[<prev] [next>] [<thread-prev] [thread-next>] [day] [month] [year] [list]
Message-ID: <7727faf5-1c13-f7f1-ede3-64cf131c7dc7@amazon.com>
Date: Mon, 31 Aug 2020 11:19:19 +0300
From: "Paraschiv, Andra-Irina" <andraprs@...zon.com>
To: Greg KH <gregkh@...uxfoundation.org>
CC: linux-kernel <linux-kernel@...r.kernel.org>,
Anthony Liguori <aliguori@...zon.com>,
Benjamin Herrenschmidt <benh@...nel.crashing.org>,
Colm MacCarthaigh <colmmacc@...zon.com>,
David Duncan <davdunc@...zon.com>,
Bjoern Doebel <doebel@...zon.de>,
David Woodhouse <dwmw@...zon.co.uk>,
"Frank van der Linden" <fllinden@...zon.com>,
Karen Noel <knoel@...hat.com>,
"Martin Pohlack" <mpohlack@...zon.de>,
Matt Wilson <msw@...zon.com>,
Paolo Bonzini <pbonzini@...hat.com>,
Balbir Singh <sblbir@...zon.com>,
Stefano Garzarella <sgarzare@...hat.com>,
Stefan Hajnoczi <stefanha@...hat.com>,
Stewart Smith <trawets@...zon.com>,
Uwe Dannowski <uwed@...zon.de>,
Vitaly Kuznetsov <vkuznets@...hat.com>,
kvm <kvm@...r.kernel.org>,
ne-devel-upstream <ne-devel-upstream@...zon.com>,
Alexander Graf <graf@...zon.de>
Subject: Re: [PATCH v7 00/18] Add support for Nitro Enclaves
On 19/08/2020 14:26, Greg KH wrote:
>
> On Wed, Aug 19, 2020 at 01:15:59PM +0200, Alexander Graf wrote:
>>
>> On 17.08.20 15:09, Andra Paraschiv wrote:
>>> Nitro Enclaves (NE) is a new Amazon Elastic Compute Cloud (EC2) capability
>>> that allows customers to carve out isolated compute environments within EC2
>>> instances [1].
>>>
>>> For example, an application that processes sensitive data and runs in a VM,
>>> can be separated from other applications running in the same VM. This
>>> application then runs in a separate VM than the primary VM, namely an enclave.
>>>
>>> An enclave runs alongside the VM that spawned it. This setup matches low latency
>>> applications needs. The resources that are allocated for the enclave, such as
>>> memory and CPUs, are carved out of the primary VM. Each enclave is mapped to a
>>> process running in the primary VM, that communicates with the NE driver via an
>>> ioctl interface.
>>>
>>> In this sense, there are two components:
>>>
>>> 1. An enclave abstraction process - a user space process running in the primary
>>> VM guest that uses the provided ioctl interface of the NE driver to spawn an
>>> enclave VM (that's 2 below).
>>>
>>> There is a NE emulated PCI device exposed to the primary VM. The driver for this
>>> new PCI device is included in the NE driver.
>>>
>>> The ioctl logic is mapped to PCI device commands e.g. the NE_START_ENCLAVE ioctl
>>> maps to an enclave start PCI command. The PCI device commands are then
>>> translated into actions taken on the hypervisor side; that's the Nitro
>>> hypervisor running on the host where the primary VM is running. The Nitro
>>> hypervisor is based on core KVM technology.
>>>
>>> 2. The enclave itself - a VM running on the same host as the primary VM that
>>> spawned it. Memory and CPUs are carved out of the primary VM and are dedicated
>>> for the enclave VM. An enclave does not have persistent storage attached.
>>>
>>> The memory regions carved out of the primary VM and given to an enclave need to
>>> be aligned 2 MiB / 1 GiB physically contiguous memory regions (or multiple of
>>> this size e.g. 8 MiB). The memory can be allocated e.g. by using hugetlbfs from
>>> user space [2][3]. The memory size for an enclave needs to be at least 64 MiB.
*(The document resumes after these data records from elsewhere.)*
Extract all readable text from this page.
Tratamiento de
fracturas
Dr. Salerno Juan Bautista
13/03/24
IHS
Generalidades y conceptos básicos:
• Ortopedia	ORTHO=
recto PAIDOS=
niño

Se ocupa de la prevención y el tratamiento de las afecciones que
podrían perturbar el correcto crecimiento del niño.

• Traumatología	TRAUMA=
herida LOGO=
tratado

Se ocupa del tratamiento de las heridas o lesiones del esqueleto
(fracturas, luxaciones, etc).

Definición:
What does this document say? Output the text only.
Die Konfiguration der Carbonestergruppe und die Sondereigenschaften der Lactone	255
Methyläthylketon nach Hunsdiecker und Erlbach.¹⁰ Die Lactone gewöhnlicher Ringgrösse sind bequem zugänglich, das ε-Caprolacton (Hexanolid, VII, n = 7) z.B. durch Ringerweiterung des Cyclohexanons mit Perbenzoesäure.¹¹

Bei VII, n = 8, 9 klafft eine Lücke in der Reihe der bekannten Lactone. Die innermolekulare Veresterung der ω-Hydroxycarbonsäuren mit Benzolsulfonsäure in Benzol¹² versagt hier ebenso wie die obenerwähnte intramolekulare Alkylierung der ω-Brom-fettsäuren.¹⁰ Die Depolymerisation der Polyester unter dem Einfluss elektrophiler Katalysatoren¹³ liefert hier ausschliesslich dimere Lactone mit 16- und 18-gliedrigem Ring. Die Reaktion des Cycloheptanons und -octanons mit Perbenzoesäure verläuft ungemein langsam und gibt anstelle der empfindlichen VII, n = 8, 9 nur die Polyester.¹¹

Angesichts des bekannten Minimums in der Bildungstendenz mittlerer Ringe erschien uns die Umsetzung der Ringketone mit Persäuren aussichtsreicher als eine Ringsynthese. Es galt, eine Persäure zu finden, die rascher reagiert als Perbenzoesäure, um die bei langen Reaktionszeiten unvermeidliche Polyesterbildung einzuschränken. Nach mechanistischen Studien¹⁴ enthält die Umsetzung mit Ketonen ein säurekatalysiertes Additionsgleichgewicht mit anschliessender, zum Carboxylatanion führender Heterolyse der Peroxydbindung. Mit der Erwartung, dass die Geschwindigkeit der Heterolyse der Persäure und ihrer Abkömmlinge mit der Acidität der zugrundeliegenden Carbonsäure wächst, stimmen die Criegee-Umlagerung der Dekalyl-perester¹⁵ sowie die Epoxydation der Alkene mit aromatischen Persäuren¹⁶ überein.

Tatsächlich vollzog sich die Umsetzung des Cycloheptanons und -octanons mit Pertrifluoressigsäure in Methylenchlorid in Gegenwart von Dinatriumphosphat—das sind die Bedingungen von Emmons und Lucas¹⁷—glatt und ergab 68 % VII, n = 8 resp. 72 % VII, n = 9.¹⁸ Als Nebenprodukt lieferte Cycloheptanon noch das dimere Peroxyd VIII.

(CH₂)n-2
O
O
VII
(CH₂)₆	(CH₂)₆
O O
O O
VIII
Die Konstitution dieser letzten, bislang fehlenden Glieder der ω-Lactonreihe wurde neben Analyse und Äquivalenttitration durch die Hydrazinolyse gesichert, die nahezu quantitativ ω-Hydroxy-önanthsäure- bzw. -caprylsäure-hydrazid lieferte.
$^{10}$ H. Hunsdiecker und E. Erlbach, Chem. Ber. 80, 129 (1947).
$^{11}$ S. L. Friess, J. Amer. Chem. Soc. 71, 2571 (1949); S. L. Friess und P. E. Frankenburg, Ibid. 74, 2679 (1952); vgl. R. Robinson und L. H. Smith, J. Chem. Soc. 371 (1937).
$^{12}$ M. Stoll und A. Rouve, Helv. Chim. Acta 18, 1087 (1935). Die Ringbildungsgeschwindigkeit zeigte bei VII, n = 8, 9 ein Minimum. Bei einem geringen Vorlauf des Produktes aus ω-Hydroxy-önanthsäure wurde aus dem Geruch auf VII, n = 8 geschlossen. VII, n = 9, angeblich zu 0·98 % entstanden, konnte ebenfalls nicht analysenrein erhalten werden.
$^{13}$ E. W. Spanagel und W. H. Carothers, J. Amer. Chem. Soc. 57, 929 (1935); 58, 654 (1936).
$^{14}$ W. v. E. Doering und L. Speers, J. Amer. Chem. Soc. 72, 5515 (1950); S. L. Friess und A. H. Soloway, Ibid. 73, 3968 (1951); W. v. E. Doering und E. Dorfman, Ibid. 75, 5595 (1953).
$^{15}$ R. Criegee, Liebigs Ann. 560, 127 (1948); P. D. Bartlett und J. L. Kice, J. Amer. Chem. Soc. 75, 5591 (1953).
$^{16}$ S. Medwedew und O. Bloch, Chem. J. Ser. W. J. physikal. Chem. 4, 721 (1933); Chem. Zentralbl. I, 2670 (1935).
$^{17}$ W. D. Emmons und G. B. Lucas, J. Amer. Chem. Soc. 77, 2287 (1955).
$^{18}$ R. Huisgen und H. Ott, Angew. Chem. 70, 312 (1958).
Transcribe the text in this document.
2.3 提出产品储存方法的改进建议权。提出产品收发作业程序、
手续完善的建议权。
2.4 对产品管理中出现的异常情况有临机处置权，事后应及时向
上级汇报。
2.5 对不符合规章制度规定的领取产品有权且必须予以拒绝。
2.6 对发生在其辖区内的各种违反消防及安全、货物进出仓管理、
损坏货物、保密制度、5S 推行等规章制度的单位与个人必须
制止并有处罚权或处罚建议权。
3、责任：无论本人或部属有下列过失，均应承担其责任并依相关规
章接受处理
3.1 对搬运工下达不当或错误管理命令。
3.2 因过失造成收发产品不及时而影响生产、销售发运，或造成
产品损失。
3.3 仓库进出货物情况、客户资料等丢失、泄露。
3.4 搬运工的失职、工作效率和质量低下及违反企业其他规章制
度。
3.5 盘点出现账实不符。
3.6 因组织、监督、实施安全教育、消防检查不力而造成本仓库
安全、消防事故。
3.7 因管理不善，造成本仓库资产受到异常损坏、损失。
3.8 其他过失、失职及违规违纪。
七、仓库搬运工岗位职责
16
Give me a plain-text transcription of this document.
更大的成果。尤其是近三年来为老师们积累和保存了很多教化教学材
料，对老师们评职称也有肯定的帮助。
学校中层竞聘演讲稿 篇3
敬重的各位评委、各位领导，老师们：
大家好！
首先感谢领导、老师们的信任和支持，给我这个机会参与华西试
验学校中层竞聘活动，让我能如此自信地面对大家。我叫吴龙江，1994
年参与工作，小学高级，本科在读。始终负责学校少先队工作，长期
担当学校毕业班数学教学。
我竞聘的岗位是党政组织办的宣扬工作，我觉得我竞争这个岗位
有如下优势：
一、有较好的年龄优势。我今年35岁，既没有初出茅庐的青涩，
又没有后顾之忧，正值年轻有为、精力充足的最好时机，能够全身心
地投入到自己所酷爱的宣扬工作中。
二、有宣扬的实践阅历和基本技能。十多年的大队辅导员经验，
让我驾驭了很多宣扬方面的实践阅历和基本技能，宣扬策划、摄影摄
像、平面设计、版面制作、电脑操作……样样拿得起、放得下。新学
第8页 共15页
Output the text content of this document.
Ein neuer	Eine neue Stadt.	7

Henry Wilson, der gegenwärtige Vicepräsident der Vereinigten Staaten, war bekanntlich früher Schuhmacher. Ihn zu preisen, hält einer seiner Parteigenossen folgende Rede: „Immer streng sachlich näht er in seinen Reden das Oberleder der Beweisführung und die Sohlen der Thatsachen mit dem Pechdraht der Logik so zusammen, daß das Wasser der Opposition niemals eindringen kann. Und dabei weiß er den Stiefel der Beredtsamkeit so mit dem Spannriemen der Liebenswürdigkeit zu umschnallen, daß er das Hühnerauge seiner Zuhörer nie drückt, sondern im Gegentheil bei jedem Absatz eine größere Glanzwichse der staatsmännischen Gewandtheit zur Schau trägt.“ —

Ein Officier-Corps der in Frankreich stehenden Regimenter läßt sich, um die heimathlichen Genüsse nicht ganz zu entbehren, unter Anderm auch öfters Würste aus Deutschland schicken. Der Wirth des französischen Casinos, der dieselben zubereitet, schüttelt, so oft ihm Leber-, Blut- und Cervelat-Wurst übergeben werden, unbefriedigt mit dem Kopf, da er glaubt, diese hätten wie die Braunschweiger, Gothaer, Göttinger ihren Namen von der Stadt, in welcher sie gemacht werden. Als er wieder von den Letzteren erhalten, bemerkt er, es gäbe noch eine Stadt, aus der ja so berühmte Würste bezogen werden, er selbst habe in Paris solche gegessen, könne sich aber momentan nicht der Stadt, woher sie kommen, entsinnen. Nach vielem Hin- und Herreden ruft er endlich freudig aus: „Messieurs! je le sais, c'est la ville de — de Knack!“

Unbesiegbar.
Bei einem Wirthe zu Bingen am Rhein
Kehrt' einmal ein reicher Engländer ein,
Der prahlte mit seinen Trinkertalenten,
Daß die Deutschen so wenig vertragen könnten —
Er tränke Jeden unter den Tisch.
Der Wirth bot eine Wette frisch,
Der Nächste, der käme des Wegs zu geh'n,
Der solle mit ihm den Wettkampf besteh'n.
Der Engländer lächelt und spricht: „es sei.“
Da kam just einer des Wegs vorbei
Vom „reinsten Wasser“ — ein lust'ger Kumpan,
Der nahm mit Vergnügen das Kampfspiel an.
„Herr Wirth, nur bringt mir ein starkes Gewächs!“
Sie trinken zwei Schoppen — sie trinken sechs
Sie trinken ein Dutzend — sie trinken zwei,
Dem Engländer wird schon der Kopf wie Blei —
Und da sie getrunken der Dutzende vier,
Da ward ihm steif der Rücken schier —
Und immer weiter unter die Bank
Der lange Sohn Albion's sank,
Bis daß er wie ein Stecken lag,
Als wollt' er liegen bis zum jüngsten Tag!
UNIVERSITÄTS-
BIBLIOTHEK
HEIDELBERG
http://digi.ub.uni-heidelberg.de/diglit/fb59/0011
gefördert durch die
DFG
>>> The enclave memory and CPUs need to be from the same NUMA node.
>>>
>>> An enclave runs on dedicated cores. CPU 0 and its CPU siblings need to remain
>>> available for the primary VM. A CPU pool has to be set for NE purposes by an
>>> user with admin capability. See the cpu list section from the kernel
>>> documentation [4] for how a CPU pool format looks.
>>>
>>> An enclave communicates with the primary VM via a local communication channel,
>>> using virtio-vsock [5]. The primary VM has virtio-pci vsock emulated device,
>>> while the enclave VM has a virtio-mmio vsock emulated device. The vsock device
>>> uses eventfd for signaling. The enclave VM sees the usual interfaces - local
>>> APIC and IOAPIC - to get interrupts from virtio-vsock device. The virtio-mmio
>>> device is placed in memory below the typical 4 GiB.
>>>
>>> The application that runs in the enclave needs to be packaged in an enclave
>>> image together with the OS ( e.g. kernel, ramdisk, init ) that will run in the
>>> enclave VM. The enclave VM has its own kernel and follows the standard Linux
>>> boot protocol.
>>>
>>> The kernel bzImage, the kernel command line, the ramdisk(s) are part of the
>>> Enclave Image Format (EIF); plus an EIF header including metadata such as magic
>>> number, eif version, image size and CRC.
>>>
>>> Hash values are computed for the entire enclave image (EIF), the kernel and
>>> ramdisk(s). That's used, for example, to check that the enclave image that is
>>> loaded in the enclave VM is the one that was intended to be run.
>>>
>>> These crypto measurements are included in a signed attestation document
>>> generated by the Nitro Hypervisor and further used to prove the identity of the
>>> enclave; KMS is an example of service that NE is integrated with and that checks
>>> the attestation doc.
>>>
>>> The enclave image (EIF) is loaded in the enclave memory at offset 8 MiB. The
>>> init process in the enclave connects to the vsock CID of the primary VM and a
>>> predefined port - 9000 - to send a heartbeat value - 0xb7. This mechanism is
>>> used to check in the primary VM that the enclave has booted.
>>>
>>> If the enclave VM crashes or gracefully exits, an interrupt event is received by
>>> the NE driver. This event is sent further to the user space enclave process
>>> running in the primary VM via a poll notification mechanism. Then the user space
>>> enclave process can exit.
>>>
>>> Thank you.
>>>
>> This version reads very well, thanks a lot Andra!
>>
>> Greg, would you mind to have another look over it?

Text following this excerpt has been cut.